Studienergebnisse basieren auf komplexer Methode

Die Forschungsgruppe um Kosfeld nutzte für ihre Analyse einen sogenannten »Difference-in-differences«-Ansatz. In ihre Analysen schlossen sie Daten aus 401 deutschen Landkreisen und kreisfreien Städten ein. Da die Maßnahmen in den Bundesländern jeweils zeitlich versetzt eingeführt wurden, konnten sie für bestimmte Zeitspannen Gruppen von Städten und Kreisen bilden, in denen die Maßnahmen schon galten, und Kontrollgruppen, in denen sie (noch) nicht galten.

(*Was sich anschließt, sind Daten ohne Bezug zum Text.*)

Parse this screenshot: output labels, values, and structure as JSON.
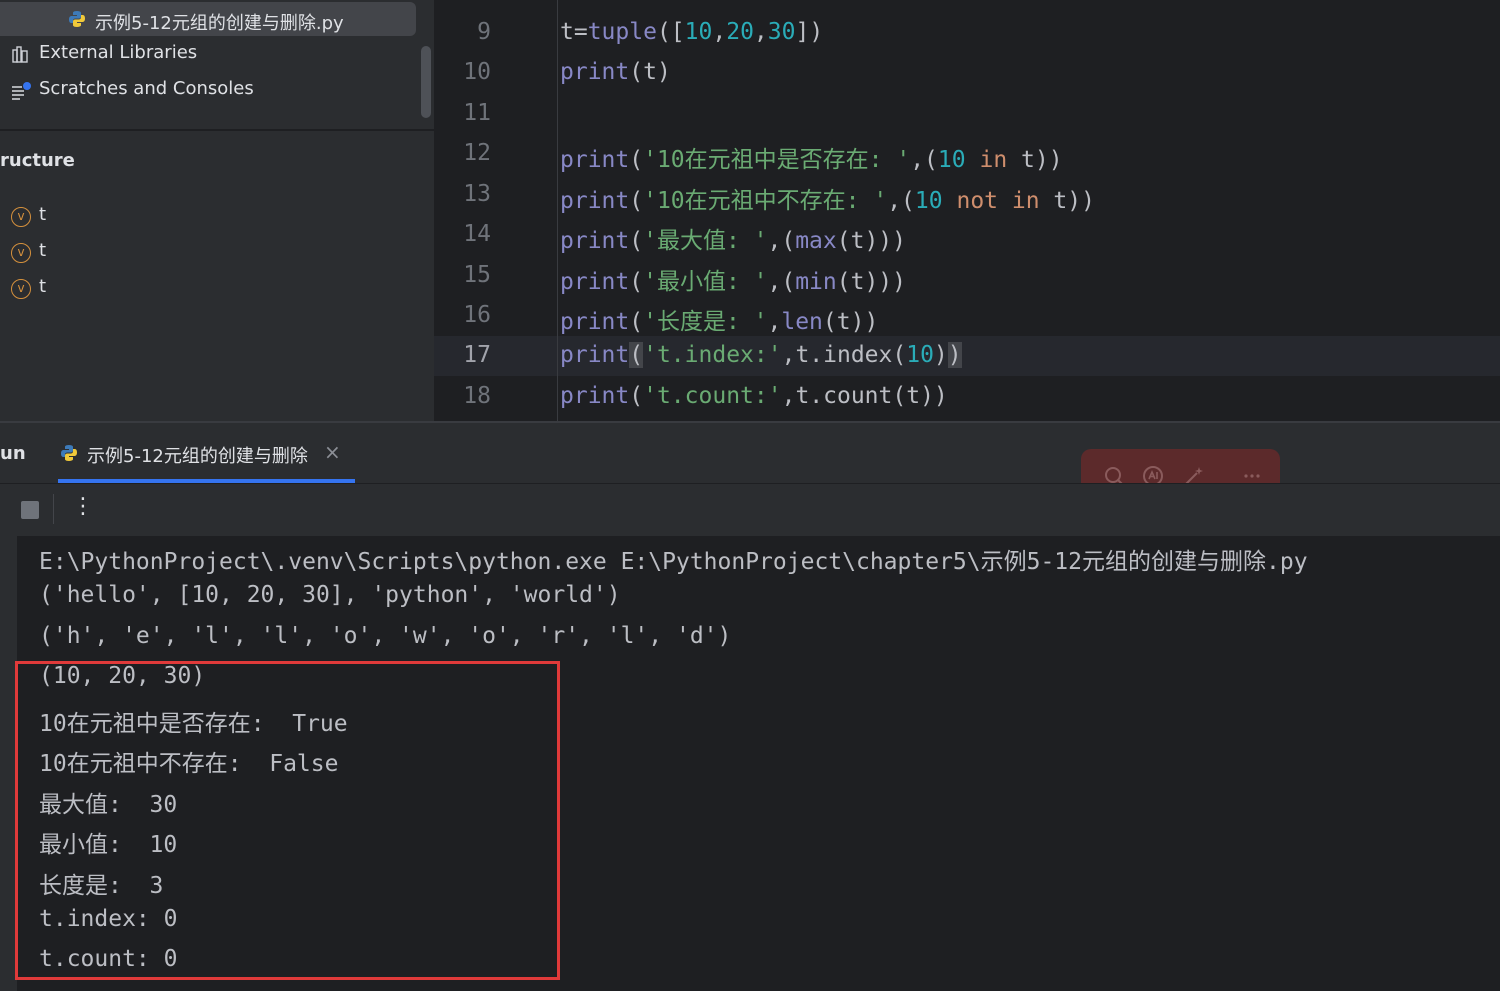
{
  "project": {
    "file_name": "示例5-12元组的创建与删除.py",
    "tree": [
      {
        "label": "External Libraries",
        "icon": "library-icon"
      },
      {
        "label": "Scratches and Consoles",
        "icon": "scratches-icon"
      }
    ]
  },
  "structure": {
    "title": "ructure",
    "items": [
      {
        "icon_text": "v",
        "label": "t"
      },
      {
        "icon_text": "v",
        "label": "t"
      },
      {
        "icon_text": "v",
        "label": "t"
      }
    ]
  },
  "editor": {
    "current_line": 17,
    "lines": [
      {
        "n": "9",
        "code": "t=tuple([10,20,30])"
      },
      {
        "n": "10",
        "code": "print(t)"
      },
      {
        "n": "11",
        "code": ""
      },
      {
        "n": "12",
        "code": "print('10在元祖中是否存在: ',(10 in t))"
      },
      {
        "n": "13",
        "code": "print('10在元祖中不存在: ',(10 not in t))"
      },
      {
        "n": "14",
        "code": "print('最大值: ',(max(t)))"
      },
      {
        "n": "15",
        "code": "print('最小值: ',(min(t)))"
      },
      {
        "n": "16",
        "code": "print('长度是: ',len(t))"
      },
      {
        "n": "17",
        "code": "print('t.index:',t.index(10))"
      },
      {
        "n": "18",
        "code": "print('t.count:',t.count(t))"
      }
    ]
  },
  "run": {
    "title": "un",
    "tab_label": "示例5-12元组的创建与删除",
    "close_glyph": "×",
    "more_glyph": "⋮",
    "output": [
      "E:\\PythonProject\\.venv\\Scripts\\python.exe E:\\PythonProject\\chapter5\\示例5-12元组的创建与删除.py",
      "('hello', [10, 20, 30], 'python', 'world')",
      "('h', 'e', 'l', 'l', 'o', 'w', 'o', 'r', 'l', 'd')",
      "(10, 20, 30)",
      "10在元祖中是否存在:  True",
      "10在元祖中不存在:  False",
      "最大值:  30",
      "最小值:  10",
      "长度是:  3",
      "t.index: 0",
      "t.count: 0"
    ]
  },
  "colors": {
    "highlight_box": "#e03a3a",
    "accent": "#3574f0",
    "number": "#2aacb8",
    "string": "#6aab73",
    "keyword": "#cf8e6d",
    "builtin": "#8888c6"
  },
  "floating_toolbar": {
    "icons": [
      "search-icon",
      "ai-assistant-icon",
      "magic-wand-icon",
      "more-icon"
    ]
  }
}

Zudem projizierten sie für jede Gebietseinheit Verlaufskurven des Infektionsgeschehens anhand von Daten des Robert-Koch Instituts (RKI). Dabei berücksichtigten sie, dass sich die Kreise und Städte in unterschiedlichen Phasen der Pandemie befanden, also die Ausbreitungsgeschwindigkeit in einer bayerischen Stadt höher gewesen sein konnte als in einem mecklenburgischen Landkreis. Der Untersuchungszeitraum für die Studie reichte von Mitte März bis Ende April 2020, als erste Lockerungen in Kraft traten.